One evening, I received a push notification on my phone from what appeared to be my wallet provider, TrustWallet. The message warned of “unusual login attempts” on my account and urged me to verify my credentials immediately to prevent unauthorized access. Panicked, I clicked the link, which directed me to what looked exactly like TrustWallet’s official website. It had the same layout, branding, and even a working login page.

The site asked for my 12-word seed phrase to restore access. At first, I hesitated, knowing that seed phrases should never be shared. But with the notification warning that my funds were at risk, I let fear take over. I entered my phrase, and within seconds, my screen went blank.

I tried logging into my actual wallet, only to find that my balance was now zero. Every single token—worth over $45,000—had been transferred out of my account to an unknown address. My entire savings were gone, and I had no way to recover them.

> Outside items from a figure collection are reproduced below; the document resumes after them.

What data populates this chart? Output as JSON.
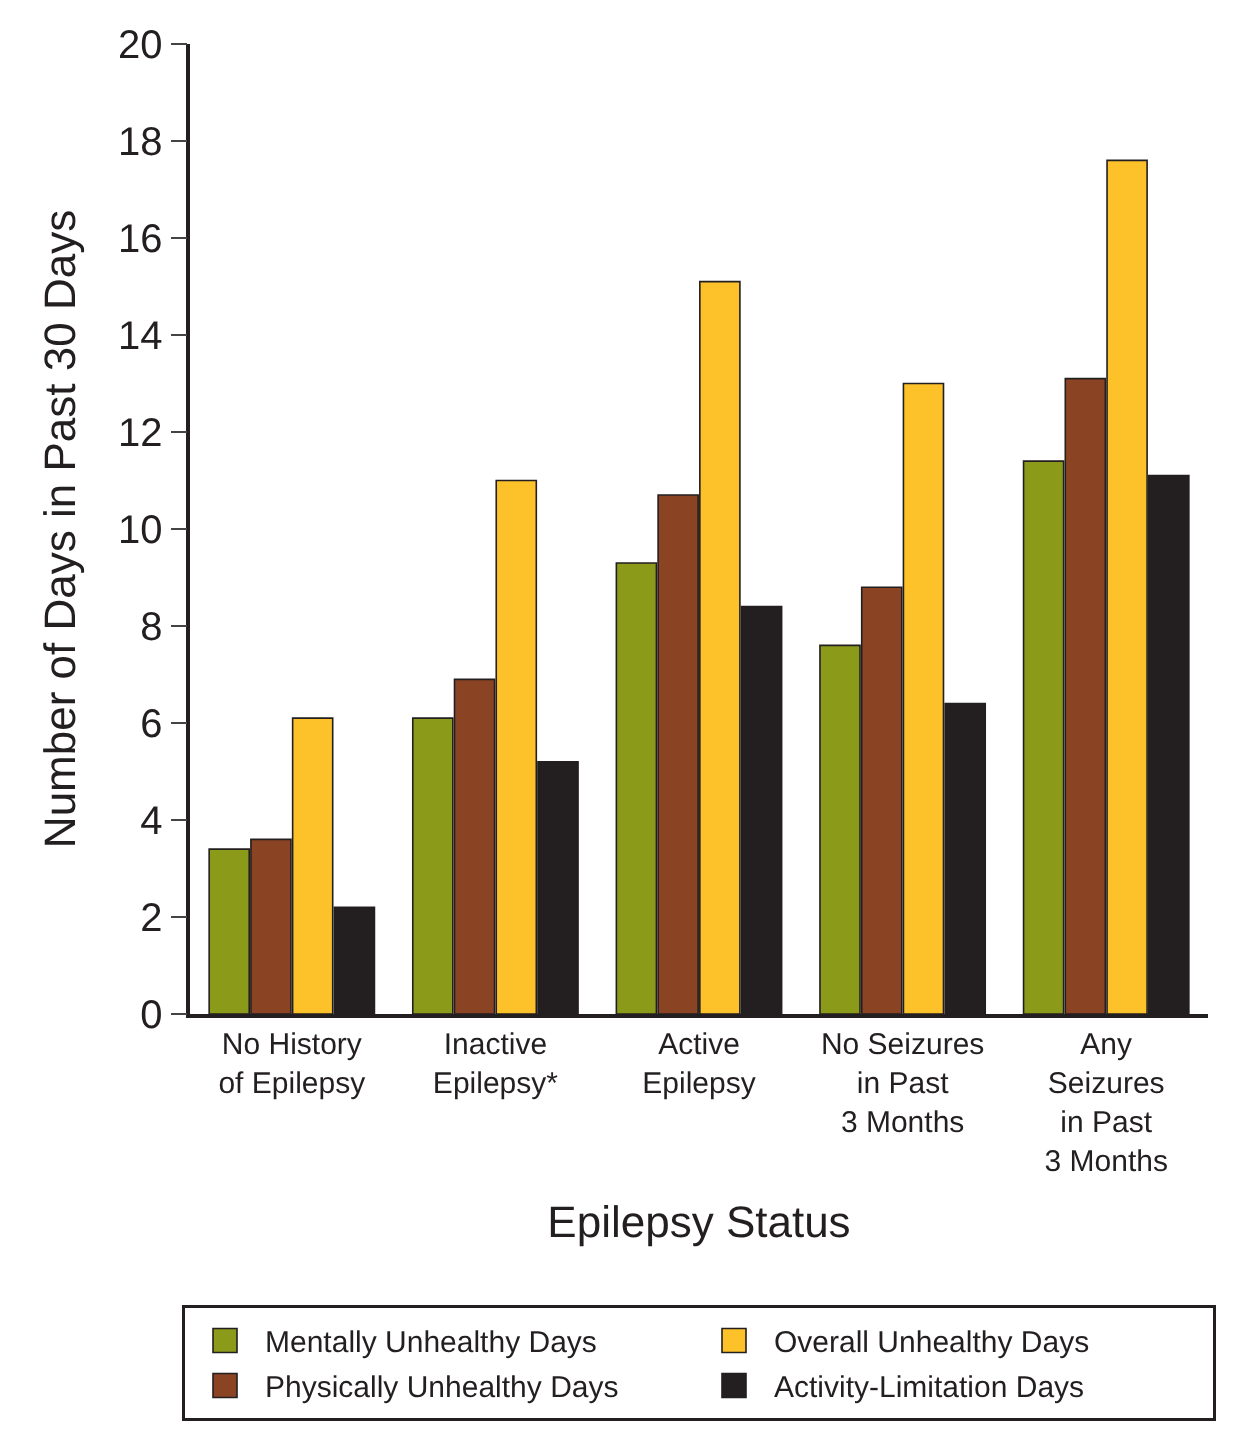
{
  "chart_data": {
    "type": "bar",
    "xlabel": "Epilepsy Status",
    "ylabel": "Number of Days in Past 30 Days",
    "categories": [
      "No History\nof Epilepsy",
      "Inactive\nEpilepsy*",
      "Active\nEpilepsy",
      "No Seizures\nin Past\n3 Months",
      "Any\nSeizures\nin Past\n3 Months"
    ],
    "series": [
      {
        "name": "Mentally Unhealthy Days",
        "color": "#8c9a1a",
        "values": [
          3.4,
          6.1,
          9.3,
          7.6,
          11.4
        ]
      },
      {
        "name": "Physically Unhealthy Days",
        "color": "#8b4423",
        "values": [
          3.6,
          6.9,
          10.7,
          8.8,
          13.1
        ]
      },
      {
        "name": "Overall Unhealthy Days",
        "color": "#fdc22a",
        "values": [
          6.1,
          11.0,
          15.1,
          13.0,
          17.6
        ]
      },
      {
        "name": "Activity-Limitation Days",
        "color": "#231f20",
        "values": [
          2.2,
          5.2,
          8.4,
          6.4,
          11.1
        ]
      }
    ],
    "ylim": [
      0,
      20
    ],
    "yticks": [
      0,
      2,
      4,
      6,
      8,
      10,
      12,
      14,
      16,
      18,
      20
    ],
    "legend": "bottom"
  }
}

Later, I learned that this was a phishing scam, where scammers create fake wallet alerts to trick users into entering their seed phrases. The link I had clicked led to a fraudulent website designed to look exactly like TrustWallet’s official page. Once I entered my seed phrase, the scammers gained full control over my wallet, draining it within seconds.

What I Learned
This devastating experience taught me a hard lesson—wallet providers will NEVER ask for your seed phrase. If you receive an email, text, or notification asking you to enter it, it is 100% a scam. Always go directly to the official website instead of clicking links in messages. I also learned to use a hardware wallet for added security, as scammers are getting smarter with phishing tactics.